Ces modèles open source nous aideront à écrire, à découvrir de nouveaux contenus à lire, etc. Ils pourraient nous inciter à créer une nouvelle entreprise, à investir dans une startup, à écouter une nouvelle chanson ou à accomplir bien d’autres choses que nous souhaitons faire.
Reprenons les propos de Chris Dixon (associé général chez A16Z) dans son message d’hier : à long terme, nous devons encore établir un pacte économique entre les systèmes d’intelligence artificielle et les fournisseurs de contenu. L’IA a toujours besoin de nouvelles données pour rester à jour. Le monde évolue constamment : les goûts changent, de nouveaux genres apparaissent, de nouvelles choses sont inventées. De nouveaux sujets doivent être décrits et représentés. Les personnes qui fournissent du contenu aux systèmes d’IA doivent être rémunérées.

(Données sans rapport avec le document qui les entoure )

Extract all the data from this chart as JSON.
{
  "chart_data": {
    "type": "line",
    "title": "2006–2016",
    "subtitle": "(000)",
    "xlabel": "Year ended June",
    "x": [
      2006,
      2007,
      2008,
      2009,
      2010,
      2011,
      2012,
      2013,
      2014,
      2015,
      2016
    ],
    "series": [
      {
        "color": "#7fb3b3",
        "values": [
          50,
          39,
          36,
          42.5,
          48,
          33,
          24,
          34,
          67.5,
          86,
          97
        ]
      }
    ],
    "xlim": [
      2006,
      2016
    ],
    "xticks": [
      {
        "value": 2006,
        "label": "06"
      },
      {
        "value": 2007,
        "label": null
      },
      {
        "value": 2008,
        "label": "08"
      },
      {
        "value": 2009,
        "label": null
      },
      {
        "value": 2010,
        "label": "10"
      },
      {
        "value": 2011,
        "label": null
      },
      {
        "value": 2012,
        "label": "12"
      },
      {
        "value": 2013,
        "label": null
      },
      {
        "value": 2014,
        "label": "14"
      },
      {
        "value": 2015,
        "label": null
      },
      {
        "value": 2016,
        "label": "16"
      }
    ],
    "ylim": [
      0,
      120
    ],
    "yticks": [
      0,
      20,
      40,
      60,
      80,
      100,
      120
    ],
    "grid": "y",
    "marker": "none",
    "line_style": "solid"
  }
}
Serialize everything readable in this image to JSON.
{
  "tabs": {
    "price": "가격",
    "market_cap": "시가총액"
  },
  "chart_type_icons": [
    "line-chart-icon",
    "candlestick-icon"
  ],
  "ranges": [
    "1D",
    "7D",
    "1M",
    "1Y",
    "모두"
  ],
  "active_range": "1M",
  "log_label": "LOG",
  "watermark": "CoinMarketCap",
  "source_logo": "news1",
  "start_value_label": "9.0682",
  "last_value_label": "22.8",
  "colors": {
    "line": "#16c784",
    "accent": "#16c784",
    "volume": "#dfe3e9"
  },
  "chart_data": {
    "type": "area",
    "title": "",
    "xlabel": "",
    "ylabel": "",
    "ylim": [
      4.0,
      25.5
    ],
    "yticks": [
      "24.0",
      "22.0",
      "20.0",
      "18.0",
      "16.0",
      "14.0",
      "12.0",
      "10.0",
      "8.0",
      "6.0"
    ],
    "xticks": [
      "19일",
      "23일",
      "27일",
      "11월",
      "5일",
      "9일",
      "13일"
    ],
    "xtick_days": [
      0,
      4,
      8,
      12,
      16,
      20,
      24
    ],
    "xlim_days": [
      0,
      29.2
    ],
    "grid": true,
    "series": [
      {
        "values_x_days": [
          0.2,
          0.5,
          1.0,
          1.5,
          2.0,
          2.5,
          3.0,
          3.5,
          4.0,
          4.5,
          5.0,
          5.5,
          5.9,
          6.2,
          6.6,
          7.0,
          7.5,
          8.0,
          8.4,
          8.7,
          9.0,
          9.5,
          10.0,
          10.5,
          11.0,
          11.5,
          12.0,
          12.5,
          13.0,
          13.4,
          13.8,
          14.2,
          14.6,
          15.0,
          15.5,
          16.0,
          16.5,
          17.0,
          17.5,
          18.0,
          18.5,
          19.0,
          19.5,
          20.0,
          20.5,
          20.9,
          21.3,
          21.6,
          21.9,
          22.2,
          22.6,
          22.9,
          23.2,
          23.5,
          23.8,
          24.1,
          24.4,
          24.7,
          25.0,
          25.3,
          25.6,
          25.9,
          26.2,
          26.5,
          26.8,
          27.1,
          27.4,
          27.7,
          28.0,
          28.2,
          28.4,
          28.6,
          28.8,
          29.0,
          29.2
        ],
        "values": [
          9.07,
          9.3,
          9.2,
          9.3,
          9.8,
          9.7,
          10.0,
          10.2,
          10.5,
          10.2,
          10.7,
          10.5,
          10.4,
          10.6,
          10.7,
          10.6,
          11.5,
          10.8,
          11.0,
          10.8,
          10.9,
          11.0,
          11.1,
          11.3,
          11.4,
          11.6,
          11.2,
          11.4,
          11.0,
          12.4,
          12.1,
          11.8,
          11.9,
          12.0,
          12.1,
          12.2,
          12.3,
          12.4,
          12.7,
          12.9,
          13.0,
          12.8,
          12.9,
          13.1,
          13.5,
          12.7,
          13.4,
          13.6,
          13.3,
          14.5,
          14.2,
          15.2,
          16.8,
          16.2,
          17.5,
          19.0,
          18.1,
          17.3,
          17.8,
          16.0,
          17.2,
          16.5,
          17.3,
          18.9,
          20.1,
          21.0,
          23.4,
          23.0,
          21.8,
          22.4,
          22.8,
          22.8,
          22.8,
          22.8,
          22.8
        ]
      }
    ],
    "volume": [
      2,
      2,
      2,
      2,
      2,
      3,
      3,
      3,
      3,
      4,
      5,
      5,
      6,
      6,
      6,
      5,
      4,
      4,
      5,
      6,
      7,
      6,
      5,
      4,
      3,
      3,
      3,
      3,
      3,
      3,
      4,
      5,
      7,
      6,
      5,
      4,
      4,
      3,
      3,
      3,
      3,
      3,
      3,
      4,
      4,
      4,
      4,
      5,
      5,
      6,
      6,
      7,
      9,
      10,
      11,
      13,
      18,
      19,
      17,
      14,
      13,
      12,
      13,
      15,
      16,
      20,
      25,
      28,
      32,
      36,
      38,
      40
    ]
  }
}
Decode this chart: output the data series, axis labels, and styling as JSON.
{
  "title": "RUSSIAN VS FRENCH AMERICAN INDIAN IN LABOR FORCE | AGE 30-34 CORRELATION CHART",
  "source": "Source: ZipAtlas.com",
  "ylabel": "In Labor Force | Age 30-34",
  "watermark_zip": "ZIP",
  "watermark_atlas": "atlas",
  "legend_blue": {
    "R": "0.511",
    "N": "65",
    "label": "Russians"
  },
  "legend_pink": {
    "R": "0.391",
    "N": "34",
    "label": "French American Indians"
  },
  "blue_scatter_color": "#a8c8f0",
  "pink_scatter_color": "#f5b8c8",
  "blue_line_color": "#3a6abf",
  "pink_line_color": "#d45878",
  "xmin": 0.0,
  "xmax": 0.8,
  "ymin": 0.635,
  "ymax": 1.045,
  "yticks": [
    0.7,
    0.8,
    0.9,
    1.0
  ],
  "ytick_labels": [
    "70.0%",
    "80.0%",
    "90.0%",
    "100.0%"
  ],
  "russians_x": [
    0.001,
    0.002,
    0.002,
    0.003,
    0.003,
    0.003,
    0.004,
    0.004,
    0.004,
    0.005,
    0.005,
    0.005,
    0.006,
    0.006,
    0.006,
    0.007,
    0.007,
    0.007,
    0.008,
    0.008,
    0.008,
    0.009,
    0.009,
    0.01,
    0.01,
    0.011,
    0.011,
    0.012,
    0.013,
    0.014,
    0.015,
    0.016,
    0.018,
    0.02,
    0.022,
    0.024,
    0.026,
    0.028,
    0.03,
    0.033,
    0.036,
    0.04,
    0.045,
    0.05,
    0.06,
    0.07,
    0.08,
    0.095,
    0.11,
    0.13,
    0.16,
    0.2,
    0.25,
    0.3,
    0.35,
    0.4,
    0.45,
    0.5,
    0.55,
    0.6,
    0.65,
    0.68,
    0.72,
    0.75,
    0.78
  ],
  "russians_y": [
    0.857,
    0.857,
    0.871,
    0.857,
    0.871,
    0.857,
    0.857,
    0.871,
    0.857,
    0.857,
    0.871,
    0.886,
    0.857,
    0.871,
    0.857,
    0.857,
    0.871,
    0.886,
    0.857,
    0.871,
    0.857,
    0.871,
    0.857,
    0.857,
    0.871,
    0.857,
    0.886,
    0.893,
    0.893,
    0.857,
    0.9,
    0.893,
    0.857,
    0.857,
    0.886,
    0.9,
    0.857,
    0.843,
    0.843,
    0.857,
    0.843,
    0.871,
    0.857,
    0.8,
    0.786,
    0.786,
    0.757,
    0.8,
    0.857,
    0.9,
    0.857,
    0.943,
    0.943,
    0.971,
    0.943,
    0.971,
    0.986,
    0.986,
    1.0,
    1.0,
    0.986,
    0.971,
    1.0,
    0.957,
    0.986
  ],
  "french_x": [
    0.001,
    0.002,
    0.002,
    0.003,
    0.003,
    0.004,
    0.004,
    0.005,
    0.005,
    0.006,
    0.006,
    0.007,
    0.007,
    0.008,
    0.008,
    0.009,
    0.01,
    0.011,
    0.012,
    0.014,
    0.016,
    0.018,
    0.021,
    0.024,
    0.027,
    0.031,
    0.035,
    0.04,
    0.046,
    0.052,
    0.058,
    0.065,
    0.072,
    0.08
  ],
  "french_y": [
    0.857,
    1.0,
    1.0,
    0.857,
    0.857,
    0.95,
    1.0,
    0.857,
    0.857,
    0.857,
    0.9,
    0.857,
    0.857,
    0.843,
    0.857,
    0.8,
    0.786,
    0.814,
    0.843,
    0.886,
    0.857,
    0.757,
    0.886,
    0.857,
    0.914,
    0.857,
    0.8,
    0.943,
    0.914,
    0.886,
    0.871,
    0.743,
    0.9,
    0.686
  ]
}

Pour les écrivains, les lecteurs, les collectionneurs, les créateurs et chacun d’entre nous, il existe un chemin vers l’avenir.
Il commence par le fait que nous possédions nos propres créations, et que nous permettions à d’autres de payer pour les collecter.
Ce qui me rend optimiste, c’est que cela ne relève ni du discours vide ni du rêve utopique. Cela se produit déjà sur ce blog. Les outils nécessaires pour changer la manière dont fonctionne le monde sont déjà là. Il suffit maintenant de commencer à les utiliser.